Current Research

Hydrologic Alterations and Bottomland Hardwoods of the Mississippi Alluvial Valley

Evaluation of the effects of hydrologic alterations on bottomland hardwood regeneration processes—Bottomland hardwood forests are located along floodplains throughout the southeastern United States, with the greatest concentration in the Mississippi Alluvial Valley (MAV). These wetland forests are cornerstone of conservation for a wide variety of species in the MAV including waterfowl, black bear, and songbirds. These sites have been greatly affected, however, by hydrologic alterations that have reduced, eliminated, or shifted the timing and duration of flooding in these systems. Our past research has shown that forest composition and tree growth have been affected by these changes. The pressure for water continues to increase in this region. Currently, the Mississippi Alluvial Aquifer is one of the two most depleted aquifers in the U.S. and it is affecting the volume of streamflow in some rivers. We need a quantitative, process-level understanding of water needs in these forests to sustain their productivity and the associated forest and wetland-dependent wildlife. Whitney Kroschel, a Ph.D. student, is currently working on this project at several wildlife management areas in north Louisiana. I am also working with two hydrologists, Dr. Richard Keim and his Ph.D. student, Mary Grace Lemon. Louisiana Department of Wildlife and Fisheries and the Lower Mississippi River Valley Joint Venture are providing funding for this project.

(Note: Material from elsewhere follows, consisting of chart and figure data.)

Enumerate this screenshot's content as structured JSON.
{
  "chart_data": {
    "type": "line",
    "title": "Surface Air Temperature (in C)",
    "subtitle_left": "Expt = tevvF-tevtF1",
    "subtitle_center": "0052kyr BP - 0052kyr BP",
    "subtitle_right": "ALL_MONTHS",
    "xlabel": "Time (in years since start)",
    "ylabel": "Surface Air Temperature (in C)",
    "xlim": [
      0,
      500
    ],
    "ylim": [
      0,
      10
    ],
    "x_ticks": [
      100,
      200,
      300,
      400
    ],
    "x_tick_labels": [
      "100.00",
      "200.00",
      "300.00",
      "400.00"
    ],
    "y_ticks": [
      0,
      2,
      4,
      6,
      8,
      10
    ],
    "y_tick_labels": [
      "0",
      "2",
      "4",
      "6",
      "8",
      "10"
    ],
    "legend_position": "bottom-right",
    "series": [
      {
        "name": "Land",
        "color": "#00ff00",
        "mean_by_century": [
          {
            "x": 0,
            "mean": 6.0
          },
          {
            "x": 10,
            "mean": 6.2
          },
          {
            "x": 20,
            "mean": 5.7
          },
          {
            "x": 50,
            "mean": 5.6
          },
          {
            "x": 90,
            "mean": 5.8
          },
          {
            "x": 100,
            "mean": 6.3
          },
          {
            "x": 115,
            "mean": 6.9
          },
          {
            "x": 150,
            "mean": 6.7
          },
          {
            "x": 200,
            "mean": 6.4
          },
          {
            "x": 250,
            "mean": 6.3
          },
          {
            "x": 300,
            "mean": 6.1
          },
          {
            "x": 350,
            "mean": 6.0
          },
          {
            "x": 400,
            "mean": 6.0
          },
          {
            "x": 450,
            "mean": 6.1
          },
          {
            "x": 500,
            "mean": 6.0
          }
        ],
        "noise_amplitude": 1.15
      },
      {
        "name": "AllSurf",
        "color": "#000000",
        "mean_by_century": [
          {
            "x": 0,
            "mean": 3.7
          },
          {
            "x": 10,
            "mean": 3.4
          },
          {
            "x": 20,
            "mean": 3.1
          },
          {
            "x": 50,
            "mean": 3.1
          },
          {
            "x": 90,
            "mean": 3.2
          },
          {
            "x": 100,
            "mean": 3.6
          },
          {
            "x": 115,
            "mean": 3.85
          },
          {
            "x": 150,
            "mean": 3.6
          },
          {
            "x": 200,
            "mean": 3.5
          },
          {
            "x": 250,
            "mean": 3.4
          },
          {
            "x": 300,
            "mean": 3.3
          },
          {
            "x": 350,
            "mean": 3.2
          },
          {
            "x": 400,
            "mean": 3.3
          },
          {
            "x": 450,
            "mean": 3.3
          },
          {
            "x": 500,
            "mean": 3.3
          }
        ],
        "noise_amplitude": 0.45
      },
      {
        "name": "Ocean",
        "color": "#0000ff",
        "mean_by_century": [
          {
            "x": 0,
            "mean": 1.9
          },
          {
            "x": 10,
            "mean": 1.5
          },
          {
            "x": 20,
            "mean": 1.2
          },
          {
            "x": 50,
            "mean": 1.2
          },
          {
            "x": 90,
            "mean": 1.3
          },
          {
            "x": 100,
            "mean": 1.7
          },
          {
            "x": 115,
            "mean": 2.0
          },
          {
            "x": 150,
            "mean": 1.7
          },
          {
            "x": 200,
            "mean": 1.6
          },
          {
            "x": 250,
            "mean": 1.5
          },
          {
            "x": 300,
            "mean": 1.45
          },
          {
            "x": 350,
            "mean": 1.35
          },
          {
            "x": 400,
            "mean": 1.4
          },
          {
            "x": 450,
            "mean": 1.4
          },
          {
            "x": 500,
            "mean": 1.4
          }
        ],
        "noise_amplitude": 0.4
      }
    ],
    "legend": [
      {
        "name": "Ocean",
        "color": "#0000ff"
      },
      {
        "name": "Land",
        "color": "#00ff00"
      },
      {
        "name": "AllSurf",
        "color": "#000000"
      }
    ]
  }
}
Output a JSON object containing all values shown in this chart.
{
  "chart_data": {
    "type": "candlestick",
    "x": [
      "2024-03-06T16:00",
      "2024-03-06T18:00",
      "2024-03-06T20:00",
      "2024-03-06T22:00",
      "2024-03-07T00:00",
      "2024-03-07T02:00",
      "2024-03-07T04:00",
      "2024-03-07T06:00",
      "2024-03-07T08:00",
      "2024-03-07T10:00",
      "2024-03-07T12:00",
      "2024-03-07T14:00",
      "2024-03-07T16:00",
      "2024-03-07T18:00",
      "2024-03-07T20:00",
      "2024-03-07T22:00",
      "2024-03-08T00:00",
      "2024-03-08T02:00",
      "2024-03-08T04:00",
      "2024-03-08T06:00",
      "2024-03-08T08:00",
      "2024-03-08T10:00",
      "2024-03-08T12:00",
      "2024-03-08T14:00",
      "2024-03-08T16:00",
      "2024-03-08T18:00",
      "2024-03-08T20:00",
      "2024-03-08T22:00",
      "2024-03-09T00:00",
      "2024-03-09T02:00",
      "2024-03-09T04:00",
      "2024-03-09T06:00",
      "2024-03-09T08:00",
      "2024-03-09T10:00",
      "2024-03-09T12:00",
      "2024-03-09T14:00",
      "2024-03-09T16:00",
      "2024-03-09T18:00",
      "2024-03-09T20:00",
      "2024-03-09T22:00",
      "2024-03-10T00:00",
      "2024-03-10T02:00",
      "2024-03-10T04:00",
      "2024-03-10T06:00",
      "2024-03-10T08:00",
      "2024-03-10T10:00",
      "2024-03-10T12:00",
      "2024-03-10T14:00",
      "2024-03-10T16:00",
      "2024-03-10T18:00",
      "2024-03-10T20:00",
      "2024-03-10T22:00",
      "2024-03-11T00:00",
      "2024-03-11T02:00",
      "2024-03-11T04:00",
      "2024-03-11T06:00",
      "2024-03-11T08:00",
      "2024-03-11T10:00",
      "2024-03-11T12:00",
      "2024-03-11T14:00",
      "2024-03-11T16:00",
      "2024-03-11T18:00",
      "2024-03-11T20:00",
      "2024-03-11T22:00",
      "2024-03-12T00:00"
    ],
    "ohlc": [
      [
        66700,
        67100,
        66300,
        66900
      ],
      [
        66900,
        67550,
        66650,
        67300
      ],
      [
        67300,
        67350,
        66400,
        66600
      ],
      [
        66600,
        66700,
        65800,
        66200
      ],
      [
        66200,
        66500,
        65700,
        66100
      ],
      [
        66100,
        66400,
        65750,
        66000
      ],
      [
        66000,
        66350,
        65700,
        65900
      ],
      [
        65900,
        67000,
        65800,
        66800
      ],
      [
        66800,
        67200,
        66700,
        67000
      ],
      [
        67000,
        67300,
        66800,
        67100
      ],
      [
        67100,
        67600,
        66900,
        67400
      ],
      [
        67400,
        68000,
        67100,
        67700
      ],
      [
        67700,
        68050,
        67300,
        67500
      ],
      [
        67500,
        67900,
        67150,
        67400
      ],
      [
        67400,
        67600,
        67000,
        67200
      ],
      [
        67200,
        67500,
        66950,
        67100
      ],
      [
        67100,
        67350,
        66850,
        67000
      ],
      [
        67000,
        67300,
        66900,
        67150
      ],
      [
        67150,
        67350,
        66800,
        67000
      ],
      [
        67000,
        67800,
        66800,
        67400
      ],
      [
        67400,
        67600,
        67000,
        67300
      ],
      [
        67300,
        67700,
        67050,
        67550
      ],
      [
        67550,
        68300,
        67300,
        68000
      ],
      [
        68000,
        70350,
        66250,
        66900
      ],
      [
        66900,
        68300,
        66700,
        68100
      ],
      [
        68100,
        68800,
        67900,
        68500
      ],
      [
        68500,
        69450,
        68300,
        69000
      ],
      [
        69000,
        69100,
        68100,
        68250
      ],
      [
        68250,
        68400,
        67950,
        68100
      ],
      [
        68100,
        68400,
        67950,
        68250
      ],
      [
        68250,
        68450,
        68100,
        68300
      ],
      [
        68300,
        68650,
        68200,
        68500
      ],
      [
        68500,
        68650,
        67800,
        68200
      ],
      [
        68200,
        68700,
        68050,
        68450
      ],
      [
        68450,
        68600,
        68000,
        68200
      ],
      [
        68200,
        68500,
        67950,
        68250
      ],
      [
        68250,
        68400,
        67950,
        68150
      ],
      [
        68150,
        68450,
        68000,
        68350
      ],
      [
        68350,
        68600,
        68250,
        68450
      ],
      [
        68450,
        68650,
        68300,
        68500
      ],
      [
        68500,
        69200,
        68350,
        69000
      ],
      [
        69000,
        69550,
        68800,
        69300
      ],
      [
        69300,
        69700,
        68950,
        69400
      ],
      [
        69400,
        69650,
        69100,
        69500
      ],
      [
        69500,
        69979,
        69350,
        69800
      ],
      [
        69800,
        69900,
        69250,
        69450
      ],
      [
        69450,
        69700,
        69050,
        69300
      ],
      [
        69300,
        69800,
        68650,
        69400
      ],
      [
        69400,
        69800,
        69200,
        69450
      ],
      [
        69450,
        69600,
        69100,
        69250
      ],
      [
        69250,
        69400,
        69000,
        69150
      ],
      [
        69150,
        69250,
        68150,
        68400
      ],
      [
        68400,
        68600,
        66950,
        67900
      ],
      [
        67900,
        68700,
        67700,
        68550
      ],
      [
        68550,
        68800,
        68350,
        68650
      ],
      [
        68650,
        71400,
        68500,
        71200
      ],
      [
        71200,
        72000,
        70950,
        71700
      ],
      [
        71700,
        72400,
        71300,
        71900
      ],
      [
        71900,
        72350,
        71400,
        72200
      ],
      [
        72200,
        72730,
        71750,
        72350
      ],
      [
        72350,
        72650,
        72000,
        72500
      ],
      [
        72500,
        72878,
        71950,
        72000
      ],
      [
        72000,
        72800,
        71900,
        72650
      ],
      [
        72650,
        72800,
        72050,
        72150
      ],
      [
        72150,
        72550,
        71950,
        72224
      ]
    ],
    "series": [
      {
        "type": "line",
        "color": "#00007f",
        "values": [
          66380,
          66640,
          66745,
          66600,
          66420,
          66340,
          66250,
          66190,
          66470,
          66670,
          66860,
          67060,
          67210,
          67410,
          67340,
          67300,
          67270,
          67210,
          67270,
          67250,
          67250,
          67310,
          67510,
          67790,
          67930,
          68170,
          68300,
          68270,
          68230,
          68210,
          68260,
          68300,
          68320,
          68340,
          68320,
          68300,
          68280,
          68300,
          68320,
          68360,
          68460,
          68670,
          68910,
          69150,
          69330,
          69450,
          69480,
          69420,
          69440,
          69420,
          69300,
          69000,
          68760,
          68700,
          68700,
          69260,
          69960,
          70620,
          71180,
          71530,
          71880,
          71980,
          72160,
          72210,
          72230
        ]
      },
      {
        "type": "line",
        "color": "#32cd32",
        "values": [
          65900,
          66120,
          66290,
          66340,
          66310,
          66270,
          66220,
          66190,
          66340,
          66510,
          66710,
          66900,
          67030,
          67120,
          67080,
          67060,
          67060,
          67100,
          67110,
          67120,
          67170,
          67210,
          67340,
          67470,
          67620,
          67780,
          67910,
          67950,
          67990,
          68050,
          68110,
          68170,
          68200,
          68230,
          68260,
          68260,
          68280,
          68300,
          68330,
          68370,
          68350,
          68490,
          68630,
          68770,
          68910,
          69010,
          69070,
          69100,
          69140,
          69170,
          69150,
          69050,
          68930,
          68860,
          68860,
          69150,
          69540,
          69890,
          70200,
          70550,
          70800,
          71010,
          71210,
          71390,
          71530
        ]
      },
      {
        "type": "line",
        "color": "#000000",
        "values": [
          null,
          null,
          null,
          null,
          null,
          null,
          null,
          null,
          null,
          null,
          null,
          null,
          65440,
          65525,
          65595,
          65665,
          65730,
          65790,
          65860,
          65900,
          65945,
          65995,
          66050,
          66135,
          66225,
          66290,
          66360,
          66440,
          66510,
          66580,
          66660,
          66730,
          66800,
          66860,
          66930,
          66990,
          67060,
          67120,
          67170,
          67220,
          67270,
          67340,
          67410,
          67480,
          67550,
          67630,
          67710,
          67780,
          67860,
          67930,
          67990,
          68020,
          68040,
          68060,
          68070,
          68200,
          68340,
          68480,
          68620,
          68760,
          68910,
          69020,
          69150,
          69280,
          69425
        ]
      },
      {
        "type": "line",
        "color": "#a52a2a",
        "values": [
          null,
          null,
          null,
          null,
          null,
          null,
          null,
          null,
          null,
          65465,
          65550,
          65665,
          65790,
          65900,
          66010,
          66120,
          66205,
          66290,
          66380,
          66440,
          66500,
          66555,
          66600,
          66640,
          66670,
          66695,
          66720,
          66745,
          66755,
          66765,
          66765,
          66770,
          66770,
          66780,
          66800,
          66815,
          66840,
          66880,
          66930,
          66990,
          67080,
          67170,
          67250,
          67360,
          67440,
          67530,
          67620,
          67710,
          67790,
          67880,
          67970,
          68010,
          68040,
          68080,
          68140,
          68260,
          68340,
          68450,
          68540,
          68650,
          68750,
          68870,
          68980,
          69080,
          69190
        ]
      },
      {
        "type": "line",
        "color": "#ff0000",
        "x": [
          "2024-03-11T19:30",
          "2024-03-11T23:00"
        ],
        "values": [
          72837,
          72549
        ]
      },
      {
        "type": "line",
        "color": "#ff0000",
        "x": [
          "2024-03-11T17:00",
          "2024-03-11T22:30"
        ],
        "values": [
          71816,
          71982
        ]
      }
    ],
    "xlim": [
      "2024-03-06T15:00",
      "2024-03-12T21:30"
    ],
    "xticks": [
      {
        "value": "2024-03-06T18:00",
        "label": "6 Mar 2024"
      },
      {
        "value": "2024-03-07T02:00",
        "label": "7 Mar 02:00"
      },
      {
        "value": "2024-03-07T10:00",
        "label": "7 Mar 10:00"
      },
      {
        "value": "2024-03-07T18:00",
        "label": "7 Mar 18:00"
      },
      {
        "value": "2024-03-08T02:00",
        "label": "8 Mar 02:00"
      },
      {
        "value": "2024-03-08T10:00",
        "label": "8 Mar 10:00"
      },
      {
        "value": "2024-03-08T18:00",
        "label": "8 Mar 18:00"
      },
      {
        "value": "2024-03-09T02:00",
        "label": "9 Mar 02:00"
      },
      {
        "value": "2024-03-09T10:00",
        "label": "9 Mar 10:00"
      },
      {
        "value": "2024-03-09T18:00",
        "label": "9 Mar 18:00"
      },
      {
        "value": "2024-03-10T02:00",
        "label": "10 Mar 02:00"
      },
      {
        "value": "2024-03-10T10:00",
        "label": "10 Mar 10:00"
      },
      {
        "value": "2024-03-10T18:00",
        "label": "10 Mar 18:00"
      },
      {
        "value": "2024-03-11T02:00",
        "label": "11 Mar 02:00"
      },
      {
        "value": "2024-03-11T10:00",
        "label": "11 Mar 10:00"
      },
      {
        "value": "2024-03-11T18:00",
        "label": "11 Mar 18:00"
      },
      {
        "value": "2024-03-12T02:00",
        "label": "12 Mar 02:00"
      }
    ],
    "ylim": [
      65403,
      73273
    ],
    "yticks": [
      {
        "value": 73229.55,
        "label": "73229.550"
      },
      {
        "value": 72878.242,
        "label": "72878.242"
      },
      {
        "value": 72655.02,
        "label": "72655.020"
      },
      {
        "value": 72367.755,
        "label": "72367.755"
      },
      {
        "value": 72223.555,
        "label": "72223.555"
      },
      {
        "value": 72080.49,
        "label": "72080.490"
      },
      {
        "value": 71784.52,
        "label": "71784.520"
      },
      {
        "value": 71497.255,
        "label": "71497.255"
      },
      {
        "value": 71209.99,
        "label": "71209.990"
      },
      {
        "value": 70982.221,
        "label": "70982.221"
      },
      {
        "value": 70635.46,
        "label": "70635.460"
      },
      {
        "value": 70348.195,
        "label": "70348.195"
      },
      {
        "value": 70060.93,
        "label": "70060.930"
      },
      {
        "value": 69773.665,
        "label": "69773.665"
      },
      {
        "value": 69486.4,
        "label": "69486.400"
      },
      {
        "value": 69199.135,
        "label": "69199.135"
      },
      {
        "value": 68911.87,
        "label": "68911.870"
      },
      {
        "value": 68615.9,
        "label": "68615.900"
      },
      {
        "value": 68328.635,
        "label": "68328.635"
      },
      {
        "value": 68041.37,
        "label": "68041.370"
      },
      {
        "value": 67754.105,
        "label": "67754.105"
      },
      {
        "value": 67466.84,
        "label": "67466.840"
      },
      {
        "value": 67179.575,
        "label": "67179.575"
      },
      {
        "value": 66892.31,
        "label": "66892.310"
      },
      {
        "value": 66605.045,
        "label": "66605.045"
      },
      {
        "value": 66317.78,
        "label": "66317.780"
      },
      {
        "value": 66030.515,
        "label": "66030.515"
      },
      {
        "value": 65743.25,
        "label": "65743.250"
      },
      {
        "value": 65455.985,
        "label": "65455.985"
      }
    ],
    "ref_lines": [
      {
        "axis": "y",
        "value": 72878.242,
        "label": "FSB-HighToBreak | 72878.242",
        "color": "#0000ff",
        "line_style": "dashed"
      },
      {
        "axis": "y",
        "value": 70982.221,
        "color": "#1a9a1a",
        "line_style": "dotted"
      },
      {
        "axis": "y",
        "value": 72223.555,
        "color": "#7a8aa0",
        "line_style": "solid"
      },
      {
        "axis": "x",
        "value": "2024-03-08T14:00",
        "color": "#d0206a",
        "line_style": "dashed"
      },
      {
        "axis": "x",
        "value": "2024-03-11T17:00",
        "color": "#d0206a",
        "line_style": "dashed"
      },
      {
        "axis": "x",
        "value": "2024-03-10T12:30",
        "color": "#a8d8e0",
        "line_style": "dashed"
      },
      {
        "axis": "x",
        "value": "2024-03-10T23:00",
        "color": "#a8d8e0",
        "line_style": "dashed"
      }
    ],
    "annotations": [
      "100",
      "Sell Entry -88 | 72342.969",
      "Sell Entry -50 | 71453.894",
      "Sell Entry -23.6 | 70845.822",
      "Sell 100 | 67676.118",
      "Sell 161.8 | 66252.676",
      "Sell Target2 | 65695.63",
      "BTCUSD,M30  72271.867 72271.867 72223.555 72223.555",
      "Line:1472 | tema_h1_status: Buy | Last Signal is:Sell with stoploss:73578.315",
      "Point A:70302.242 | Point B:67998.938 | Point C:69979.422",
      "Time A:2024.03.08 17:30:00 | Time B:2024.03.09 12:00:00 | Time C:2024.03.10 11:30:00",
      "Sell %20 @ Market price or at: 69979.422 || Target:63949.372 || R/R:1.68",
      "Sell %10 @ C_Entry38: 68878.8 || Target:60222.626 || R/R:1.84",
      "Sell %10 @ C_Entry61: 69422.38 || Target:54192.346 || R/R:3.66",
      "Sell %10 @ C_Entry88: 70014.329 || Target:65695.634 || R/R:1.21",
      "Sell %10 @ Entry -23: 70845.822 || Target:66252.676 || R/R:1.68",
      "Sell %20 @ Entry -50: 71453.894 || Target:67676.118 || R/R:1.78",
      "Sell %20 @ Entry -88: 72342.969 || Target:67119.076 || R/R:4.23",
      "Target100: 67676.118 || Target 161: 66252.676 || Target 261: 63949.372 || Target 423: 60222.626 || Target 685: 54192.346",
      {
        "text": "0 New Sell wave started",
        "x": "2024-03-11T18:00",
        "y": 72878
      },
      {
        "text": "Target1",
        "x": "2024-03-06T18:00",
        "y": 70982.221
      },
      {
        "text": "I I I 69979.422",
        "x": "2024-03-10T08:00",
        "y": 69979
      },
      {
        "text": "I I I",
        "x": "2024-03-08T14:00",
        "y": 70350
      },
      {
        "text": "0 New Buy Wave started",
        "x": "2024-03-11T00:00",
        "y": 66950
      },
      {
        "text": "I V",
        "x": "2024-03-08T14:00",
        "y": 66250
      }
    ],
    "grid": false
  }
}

Effects of Habitat Heterogeneity on Nesting Waterbirds

This study will be initiated in March 2017. Rabbit Island, located near Cameron Louisiana, has several nesting birds that are rare to Louisiana. It is scheduled for restoration sometime after September 2017. Specifically, they will raise the elevation of the island to reduce flooding and potential nest losses due to flooding. We will be evaluating nest success and nest densities in varies habitats, particularly as they relate to flooding processes. We would like to identify optimal elevations for each group of species to help guide restoration efforts in the future. Karis Ritenour is an M.S. student that will be working on the project.